Monitoring Replication

In the Health page of the PCE web console, use the Standby Replication tab to monitor replication between the active PCE and standby PCE. The Standby Replication tab shows the replication lag on the active and standby PCEs for the traffic database, the policy database, the reporting database, the job queue redis, and traffic data redis. (The fileserver is not shown.)

standby_replication_health_tab.png

Another way that the PCE administrator can monitor replication is by watching the service discovery log for WAL segment missing errors. This error may appear when the standby traffic database service could not keep up with synchronization from the active traffic database service. When this error occurs, the log looks like the following:

2022-06-30T15:43:19.556560+00:00 level=warning host=db0-4x2systest50 
ip=127.0.0.1 program=illumio_pce/service_discovery| sec=603799.555 
sev=ERROR pid=12416 tid=2440 rid=0 [citus_coordinator_service] 
Health Check: WAL segment 105/2B95FD98 is missing. Full base backup marker 
file set.

When this situation arises, the citus_coordinator_service causes the service to restart and perform the full database backup again. The network latency, disk IOPS, traffic flow, and traffic data size affect the replication latency. If you experience this issue, make any improvements you can to these factors.
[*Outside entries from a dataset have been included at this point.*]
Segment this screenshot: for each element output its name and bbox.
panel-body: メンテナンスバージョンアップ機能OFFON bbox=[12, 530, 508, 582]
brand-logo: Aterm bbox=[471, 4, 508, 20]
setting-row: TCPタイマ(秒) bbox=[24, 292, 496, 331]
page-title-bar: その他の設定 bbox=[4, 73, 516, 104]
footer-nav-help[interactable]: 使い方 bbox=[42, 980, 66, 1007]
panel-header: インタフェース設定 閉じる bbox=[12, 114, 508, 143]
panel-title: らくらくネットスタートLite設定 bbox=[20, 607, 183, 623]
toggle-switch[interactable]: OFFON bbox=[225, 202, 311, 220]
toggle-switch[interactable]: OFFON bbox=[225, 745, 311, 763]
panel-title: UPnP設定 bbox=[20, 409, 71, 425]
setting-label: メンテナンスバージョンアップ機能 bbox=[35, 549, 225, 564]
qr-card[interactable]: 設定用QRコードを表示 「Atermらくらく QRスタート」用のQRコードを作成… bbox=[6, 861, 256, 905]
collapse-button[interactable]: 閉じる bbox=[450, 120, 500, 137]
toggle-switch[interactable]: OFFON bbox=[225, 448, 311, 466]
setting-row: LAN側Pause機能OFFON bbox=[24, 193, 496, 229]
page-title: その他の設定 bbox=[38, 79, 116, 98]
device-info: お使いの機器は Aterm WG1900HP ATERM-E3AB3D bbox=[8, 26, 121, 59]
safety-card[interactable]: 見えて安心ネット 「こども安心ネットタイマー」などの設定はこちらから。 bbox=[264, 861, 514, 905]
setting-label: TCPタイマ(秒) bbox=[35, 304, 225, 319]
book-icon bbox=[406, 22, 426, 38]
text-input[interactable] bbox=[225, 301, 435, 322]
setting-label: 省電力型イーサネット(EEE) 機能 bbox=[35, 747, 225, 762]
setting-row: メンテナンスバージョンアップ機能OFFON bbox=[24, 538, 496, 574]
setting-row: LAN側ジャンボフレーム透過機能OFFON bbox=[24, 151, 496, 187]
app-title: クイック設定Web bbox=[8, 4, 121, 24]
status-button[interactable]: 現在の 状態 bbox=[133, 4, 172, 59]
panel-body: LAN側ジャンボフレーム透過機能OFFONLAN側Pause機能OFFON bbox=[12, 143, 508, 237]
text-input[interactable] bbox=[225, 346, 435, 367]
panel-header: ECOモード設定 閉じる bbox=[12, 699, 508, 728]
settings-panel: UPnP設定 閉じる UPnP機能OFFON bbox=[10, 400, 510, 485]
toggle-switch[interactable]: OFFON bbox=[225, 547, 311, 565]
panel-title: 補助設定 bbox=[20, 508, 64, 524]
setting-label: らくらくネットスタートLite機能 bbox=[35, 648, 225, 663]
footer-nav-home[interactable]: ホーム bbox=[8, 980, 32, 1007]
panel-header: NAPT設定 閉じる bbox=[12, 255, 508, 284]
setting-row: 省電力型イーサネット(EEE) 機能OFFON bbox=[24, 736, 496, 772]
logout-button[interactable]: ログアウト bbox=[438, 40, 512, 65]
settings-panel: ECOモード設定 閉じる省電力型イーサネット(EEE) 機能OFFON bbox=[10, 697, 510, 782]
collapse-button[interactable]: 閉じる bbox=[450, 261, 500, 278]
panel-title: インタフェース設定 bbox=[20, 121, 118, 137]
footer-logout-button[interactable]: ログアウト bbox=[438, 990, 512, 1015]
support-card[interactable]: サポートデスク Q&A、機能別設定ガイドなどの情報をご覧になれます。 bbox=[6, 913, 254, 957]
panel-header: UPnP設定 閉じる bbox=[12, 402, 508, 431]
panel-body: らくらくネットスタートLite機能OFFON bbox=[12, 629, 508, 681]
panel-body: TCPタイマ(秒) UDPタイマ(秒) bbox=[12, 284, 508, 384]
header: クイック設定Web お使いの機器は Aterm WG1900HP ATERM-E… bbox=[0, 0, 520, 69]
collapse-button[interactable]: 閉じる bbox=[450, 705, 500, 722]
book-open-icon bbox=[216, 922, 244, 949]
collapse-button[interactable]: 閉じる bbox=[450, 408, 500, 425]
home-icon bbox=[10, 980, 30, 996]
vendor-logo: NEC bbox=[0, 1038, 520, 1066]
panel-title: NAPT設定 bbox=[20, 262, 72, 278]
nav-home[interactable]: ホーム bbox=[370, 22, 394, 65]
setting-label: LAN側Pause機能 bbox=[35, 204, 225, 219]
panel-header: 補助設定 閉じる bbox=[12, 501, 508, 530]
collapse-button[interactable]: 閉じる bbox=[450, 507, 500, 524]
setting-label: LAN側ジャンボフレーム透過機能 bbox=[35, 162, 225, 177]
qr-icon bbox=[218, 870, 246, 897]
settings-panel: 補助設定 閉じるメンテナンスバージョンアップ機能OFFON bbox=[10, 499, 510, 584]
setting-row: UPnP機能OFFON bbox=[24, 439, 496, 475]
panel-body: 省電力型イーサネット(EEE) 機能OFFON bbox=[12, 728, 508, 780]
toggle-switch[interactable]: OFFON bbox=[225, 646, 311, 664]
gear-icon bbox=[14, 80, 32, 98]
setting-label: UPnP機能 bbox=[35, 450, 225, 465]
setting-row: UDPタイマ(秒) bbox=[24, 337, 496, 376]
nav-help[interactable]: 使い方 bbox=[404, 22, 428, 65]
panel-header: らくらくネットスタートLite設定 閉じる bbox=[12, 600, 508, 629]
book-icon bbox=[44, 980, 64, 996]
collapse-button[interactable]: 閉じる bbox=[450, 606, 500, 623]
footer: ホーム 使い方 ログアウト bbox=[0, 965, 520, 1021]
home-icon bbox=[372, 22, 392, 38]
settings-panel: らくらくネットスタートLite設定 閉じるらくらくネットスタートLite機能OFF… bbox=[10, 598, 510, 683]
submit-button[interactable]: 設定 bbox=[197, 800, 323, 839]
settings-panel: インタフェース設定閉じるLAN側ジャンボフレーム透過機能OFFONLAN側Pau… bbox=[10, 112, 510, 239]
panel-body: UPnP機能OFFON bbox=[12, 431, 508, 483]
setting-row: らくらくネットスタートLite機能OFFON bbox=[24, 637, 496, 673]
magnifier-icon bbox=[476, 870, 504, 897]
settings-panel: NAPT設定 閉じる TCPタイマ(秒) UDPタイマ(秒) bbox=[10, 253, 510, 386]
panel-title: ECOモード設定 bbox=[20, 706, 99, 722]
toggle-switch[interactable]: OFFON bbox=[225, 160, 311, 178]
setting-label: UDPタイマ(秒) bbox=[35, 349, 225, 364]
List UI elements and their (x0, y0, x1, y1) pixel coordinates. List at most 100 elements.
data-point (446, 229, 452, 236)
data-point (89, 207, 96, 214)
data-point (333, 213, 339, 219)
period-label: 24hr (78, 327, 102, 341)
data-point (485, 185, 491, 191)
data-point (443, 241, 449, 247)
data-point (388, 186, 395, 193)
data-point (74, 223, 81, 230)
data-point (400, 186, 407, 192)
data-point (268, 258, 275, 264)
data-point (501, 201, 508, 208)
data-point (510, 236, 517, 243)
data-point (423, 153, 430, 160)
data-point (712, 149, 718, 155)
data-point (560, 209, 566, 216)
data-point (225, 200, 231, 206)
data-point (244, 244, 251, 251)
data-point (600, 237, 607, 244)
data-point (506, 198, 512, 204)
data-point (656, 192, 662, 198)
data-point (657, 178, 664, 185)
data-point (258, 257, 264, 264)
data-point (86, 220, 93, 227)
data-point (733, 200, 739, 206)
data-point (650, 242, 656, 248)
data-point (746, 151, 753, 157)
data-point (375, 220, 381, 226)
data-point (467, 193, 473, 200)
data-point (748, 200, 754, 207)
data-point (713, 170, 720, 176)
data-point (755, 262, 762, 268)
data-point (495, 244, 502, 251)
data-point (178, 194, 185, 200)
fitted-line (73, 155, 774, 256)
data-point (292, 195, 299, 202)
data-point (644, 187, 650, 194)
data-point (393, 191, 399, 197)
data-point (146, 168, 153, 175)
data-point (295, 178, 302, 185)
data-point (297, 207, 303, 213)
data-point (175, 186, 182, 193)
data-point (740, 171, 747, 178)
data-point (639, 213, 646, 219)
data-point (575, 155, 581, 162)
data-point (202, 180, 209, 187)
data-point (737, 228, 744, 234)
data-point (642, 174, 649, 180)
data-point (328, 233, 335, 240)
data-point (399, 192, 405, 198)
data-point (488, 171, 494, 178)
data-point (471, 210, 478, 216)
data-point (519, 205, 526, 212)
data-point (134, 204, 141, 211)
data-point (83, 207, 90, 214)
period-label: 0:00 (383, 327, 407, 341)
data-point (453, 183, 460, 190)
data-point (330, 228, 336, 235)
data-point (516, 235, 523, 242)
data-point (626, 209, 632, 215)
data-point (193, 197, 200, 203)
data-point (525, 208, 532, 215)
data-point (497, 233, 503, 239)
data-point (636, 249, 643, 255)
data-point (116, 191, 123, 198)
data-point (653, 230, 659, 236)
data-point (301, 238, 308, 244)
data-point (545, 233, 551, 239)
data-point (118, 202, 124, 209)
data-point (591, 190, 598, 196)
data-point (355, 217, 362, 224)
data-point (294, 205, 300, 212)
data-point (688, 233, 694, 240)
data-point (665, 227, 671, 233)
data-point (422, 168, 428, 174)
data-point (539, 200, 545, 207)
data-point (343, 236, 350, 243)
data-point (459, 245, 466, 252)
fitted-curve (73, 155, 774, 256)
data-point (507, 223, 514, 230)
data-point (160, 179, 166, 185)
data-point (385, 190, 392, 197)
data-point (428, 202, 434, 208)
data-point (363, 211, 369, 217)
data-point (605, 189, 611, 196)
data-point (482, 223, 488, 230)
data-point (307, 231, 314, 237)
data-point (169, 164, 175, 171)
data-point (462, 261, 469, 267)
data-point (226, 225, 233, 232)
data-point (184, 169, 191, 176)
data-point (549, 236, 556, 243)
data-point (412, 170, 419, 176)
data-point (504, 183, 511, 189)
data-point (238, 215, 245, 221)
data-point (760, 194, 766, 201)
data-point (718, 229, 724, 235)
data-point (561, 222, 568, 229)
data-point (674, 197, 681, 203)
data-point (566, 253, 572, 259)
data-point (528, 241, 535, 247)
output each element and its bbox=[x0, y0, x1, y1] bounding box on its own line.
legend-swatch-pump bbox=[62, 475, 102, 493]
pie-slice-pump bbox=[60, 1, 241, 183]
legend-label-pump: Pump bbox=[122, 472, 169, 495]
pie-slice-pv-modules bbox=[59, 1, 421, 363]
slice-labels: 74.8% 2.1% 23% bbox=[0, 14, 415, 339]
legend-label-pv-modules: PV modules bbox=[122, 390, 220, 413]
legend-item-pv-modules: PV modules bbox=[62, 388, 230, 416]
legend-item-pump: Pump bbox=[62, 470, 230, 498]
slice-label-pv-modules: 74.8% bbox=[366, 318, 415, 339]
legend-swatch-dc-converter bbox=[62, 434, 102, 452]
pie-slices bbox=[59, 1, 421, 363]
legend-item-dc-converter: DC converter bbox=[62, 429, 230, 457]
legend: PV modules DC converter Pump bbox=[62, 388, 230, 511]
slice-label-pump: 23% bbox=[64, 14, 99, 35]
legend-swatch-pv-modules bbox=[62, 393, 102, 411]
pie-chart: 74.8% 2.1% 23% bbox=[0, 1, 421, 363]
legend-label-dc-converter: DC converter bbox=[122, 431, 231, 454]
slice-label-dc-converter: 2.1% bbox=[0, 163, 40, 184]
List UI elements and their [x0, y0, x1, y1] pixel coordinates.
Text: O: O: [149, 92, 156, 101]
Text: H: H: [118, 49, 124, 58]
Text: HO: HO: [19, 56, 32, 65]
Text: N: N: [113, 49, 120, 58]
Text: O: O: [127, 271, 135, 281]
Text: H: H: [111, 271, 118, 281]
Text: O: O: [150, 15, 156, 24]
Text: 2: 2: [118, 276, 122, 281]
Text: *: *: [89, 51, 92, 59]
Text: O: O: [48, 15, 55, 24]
For example, you can increase the value of the wal_keep_segments setting in the traffic_datastore section of the runtime_env.yml configuration file. Increasing this value comes at the expense of disk space cost. Each WAL segment is 16 MB, so 5120 WAL segments would use about 82 GB of extra space.

traffic_datastore:
   wal_keep_segments: 5120
Limitations and Constraints

When using active and standby PCEs for replication, be aware of the following limitations and constraints:

  • Fileserver replication lag is not shown in the Standby Replication tab of the Health page.

  • Support reports are replicated, but support bundles are not replicated.

  • In an active-standby PCE pair, it is not necessary to perform database backups in the same way you would with a standalone PCE. However, if you wish to do so, take the backups from the active PCE. It is also not normally necessary to restore a database backup on the active PCE or the standby PCE. If one of the PCEs fails, the other takes over as active PCE, and it already has an up-to-date copy of the data because of the ongoing replication between the two PCEs.

    Warning

    If it becomes necessary to restore data from a backup (for example, if both PCEs fail), you must restore the same backup to both the active PCE and the standby PCE.